In all of the seasons, we made our home in the yurt, complete with dogs, my grand piano and often up to 3 other family members. We had no indoor plumbing. We learned about incinolet toilets (which lived in an outhouse on the deck) and pellet stoves. We lived simply with an outside grill, a two-burner coleman stove, a small refrigerator and a good sense of humor and adventure.
And as my bruises from unexpectedly falling last week into a dark hole gently fade, I deepen in to the gratitude of:
First, your many emails of kindness and concern (huge thanks!) and second, to the joy of a bathtub with epson salts — to the luxury of walking in to a hot shower — to the ease of cooking on a stove with a counter and a sink with running water just a foot away
And, I also feel a sense of loss that the door to a different way of living with nature has
become more of a window.
There was something quite profound about living so close to the earth for an extended period of time —
~ the visceral awareness and awe inspiring beauty of our spinning earth that slowly moved the Milky Way in the deep of the night
~ the interesting phenomena of not feeling the cold when you walk outside at 2am in -10 degrees to quickly pee in the outhouse and the complete joy of coming back into warm covers and a down comforter
~ the light of the fire from the stove dancing on the canvas throughout the night
~ the feeling of my whole body relaxing when the whoosh of the pellet stove kicked on when temperatures got frigid.
~ And mostly the sounds and movements of so many creatures and birds from evening to early dawn with the deep night story often explained in snowy footprints outside the door from elk, moose and even a mountain lion chasing a deer the next morning.
Living in a yurt engaged all of my senses in a way they hadn’t been before or perhaps will again.

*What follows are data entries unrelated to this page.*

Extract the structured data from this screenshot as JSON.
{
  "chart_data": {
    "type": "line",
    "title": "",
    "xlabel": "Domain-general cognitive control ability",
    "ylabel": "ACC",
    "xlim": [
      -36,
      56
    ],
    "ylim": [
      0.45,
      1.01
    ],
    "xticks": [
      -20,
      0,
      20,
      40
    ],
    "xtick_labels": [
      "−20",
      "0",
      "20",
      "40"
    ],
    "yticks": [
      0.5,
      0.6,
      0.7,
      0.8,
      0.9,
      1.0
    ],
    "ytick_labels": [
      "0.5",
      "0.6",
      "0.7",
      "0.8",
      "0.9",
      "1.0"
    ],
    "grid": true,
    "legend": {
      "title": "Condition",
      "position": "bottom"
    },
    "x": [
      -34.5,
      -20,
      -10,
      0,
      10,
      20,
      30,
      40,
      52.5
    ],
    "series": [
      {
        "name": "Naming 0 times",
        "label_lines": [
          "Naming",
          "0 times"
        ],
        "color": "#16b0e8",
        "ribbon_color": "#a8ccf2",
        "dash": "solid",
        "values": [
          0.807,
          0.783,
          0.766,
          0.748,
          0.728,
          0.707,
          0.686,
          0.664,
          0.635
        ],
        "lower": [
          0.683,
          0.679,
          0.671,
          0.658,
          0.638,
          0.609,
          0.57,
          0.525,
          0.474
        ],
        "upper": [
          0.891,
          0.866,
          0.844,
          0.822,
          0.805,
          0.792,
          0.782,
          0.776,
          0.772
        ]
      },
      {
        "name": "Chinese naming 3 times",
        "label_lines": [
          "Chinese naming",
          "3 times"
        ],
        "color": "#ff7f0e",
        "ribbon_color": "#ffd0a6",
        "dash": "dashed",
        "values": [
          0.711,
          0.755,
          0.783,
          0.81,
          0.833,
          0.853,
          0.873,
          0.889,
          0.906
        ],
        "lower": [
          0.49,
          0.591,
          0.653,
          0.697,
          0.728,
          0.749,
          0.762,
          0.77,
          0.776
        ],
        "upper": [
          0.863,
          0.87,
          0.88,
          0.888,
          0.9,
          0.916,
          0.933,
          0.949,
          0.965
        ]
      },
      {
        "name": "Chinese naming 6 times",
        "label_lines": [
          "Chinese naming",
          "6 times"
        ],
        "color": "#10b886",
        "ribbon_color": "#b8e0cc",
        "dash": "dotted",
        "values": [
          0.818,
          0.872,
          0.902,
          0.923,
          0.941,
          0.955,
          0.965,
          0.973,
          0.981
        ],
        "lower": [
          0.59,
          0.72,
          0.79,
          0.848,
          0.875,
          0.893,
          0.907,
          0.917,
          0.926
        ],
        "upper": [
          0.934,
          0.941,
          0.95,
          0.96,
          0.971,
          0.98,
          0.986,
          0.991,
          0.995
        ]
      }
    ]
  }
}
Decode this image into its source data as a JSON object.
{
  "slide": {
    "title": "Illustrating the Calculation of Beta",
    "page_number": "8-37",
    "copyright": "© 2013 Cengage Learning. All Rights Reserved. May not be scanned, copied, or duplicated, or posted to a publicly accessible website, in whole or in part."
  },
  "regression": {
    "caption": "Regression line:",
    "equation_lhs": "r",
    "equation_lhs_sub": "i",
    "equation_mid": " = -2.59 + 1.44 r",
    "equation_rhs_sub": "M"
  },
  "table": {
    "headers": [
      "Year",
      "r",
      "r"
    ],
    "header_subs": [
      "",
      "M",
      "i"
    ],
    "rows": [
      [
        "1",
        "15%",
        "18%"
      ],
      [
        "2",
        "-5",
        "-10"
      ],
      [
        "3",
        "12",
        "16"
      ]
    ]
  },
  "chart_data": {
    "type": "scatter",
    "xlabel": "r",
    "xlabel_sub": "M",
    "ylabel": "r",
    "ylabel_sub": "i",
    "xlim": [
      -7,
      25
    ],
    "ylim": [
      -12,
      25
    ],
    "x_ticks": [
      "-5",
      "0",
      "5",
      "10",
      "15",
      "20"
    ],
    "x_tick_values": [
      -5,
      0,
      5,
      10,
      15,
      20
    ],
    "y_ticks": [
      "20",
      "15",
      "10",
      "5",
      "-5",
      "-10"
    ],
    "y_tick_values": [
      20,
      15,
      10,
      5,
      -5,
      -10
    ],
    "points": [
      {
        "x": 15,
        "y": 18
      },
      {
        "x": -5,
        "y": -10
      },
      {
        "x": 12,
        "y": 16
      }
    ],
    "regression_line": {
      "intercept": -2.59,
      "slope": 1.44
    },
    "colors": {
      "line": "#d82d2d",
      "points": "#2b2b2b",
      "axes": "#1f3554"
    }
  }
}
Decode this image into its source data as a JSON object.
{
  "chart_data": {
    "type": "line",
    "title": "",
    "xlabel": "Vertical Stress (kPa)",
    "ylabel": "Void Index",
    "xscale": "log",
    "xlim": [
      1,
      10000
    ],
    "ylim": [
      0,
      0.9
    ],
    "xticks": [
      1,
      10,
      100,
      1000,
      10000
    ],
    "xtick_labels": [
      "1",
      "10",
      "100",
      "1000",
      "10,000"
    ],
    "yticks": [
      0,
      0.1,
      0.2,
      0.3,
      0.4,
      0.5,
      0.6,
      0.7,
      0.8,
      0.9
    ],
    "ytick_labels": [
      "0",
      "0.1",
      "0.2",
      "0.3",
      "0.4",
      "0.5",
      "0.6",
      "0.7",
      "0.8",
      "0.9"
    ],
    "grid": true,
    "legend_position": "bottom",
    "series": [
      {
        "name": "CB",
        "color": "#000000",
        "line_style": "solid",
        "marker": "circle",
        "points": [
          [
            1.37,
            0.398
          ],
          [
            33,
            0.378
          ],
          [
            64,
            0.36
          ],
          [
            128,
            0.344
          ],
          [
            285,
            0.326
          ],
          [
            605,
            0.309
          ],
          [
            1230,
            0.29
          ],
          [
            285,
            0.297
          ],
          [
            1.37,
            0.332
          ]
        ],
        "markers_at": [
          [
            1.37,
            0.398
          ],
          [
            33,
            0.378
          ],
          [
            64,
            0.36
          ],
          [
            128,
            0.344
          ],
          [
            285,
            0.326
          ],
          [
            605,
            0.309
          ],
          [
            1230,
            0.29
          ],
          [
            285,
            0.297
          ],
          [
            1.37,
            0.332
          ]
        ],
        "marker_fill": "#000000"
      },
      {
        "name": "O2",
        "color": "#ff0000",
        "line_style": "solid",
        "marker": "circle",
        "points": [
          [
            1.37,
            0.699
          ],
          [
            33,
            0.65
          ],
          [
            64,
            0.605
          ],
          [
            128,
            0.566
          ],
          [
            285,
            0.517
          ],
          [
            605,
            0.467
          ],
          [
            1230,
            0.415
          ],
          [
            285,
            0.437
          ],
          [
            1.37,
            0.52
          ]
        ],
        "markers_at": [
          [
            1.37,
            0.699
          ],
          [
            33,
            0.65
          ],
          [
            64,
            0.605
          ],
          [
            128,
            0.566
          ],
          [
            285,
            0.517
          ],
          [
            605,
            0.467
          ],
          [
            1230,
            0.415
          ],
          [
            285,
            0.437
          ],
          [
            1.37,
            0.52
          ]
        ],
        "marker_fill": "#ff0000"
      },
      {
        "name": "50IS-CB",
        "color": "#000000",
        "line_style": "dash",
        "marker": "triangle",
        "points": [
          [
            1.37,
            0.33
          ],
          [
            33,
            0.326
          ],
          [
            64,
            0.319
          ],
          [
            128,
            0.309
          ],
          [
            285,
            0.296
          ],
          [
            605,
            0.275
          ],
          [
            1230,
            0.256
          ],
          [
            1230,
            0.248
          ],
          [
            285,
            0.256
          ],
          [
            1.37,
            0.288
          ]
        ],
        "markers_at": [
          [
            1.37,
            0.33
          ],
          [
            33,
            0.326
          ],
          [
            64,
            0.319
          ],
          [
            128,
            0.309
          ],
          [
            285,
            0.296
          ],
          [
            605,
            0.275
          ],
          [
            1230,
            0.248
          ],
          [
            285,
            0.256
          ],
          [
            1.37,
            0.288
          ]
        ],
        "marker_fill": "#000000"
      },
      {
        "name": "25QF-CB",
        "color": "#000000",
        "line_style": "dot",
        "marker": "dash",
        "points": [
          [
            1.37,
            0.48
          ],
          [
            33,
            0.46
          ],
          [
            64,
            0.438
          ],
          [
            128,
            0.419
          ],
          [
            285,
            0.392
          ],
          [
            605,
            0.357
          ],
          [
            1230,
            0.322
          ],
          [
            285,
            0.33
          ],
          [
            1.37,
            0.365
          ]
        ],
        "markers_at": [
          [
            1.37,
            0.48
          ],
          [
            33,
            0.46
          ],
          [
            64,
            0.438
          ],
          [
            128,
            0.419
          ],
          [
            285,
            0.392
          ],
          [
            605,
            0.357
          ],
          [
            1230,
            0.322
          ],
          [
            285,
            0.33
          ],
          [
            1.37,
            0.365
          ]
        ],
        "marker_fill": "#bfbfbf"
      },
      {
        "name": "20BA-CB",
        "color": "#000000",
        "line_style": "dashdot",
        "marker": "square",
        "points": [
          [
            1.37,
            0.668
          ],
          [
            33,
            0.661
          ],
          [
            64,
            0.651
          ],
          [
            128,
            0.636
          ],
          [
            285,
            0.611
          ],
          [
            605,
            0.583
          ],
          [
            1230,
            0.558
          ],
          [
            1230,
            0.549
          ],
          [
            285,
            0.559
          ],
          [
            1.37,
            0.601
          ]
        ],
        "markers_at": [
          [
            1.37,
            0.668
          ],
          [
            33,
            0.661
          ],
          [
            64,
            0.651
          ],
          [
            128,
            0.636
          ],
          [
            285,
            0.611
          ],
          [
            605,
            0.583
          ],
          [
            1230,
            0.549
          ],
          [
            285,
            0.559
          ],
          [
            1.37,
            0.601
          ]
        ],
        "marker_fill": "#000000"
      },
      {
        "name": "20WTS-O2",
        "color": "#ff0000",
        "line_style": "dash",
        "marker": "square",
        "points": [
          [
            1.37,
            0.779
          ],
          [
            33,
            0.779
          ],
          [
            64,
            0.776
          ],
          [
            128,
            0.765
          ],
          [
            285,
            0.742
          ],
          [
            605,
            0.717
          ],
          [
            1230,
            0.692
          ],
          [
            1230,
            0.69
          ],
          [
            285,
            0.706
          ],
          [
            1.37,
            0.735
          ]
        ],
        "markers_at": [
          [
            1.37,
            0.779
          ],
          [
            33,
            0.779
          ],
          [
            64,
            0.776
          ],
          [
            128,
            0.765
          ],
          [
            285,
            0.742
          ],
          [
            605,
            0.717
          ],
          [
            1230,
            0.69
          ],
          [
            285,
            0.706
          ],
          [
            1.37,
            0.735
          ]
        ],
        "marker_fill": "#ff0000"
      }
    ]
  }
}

For a while, I was invited into the flow, connection and worldview so close to nature. As I now return to the ease of insulation and indoor plumbing, I feel my body relaxing into the ease of these modern amenities. Yet it yearns to hold those magical days. It makes me ever more aware of the fortitude, perseverance and resilience of our forbearers. To survive, they lived with the interconnectedness of all of our senses, our intellect, and our symbiosis and knowledge of the natural world around us.
I deeply worry about the ever growing distance that we put between modernity and that life of only a few generations ago. Our sensory enhancement and awareness is like a muscle. We need to use it or we will lose it. I do not think the rise in brain cancers, headaches and mental disorders is just a coincidence. We rely so much on our brain when we have so many other senses that can help guide and energize our knowing.
We were all indigenous once. As we balanced the flow of different paradigms of the world, may we remember our connection, may we flex the muscles of our senses feeling our feet on the ground beneath us, hearing sound of the winds and the birds and allowing that connection to guide us.
In allowing our heart and our core to fully open to the attunement of the natural world, everything shifts. Growing data confirms that we become more creative, we heal faster, we argue less and we laugh more. We remember our interconnectedness. May we pay attention to the site of a determined flower pushing its way up through the concrete to say, “I am here, and I am part of you.”
To the flow of loving indoor plumbing and remembering the earth beneath us.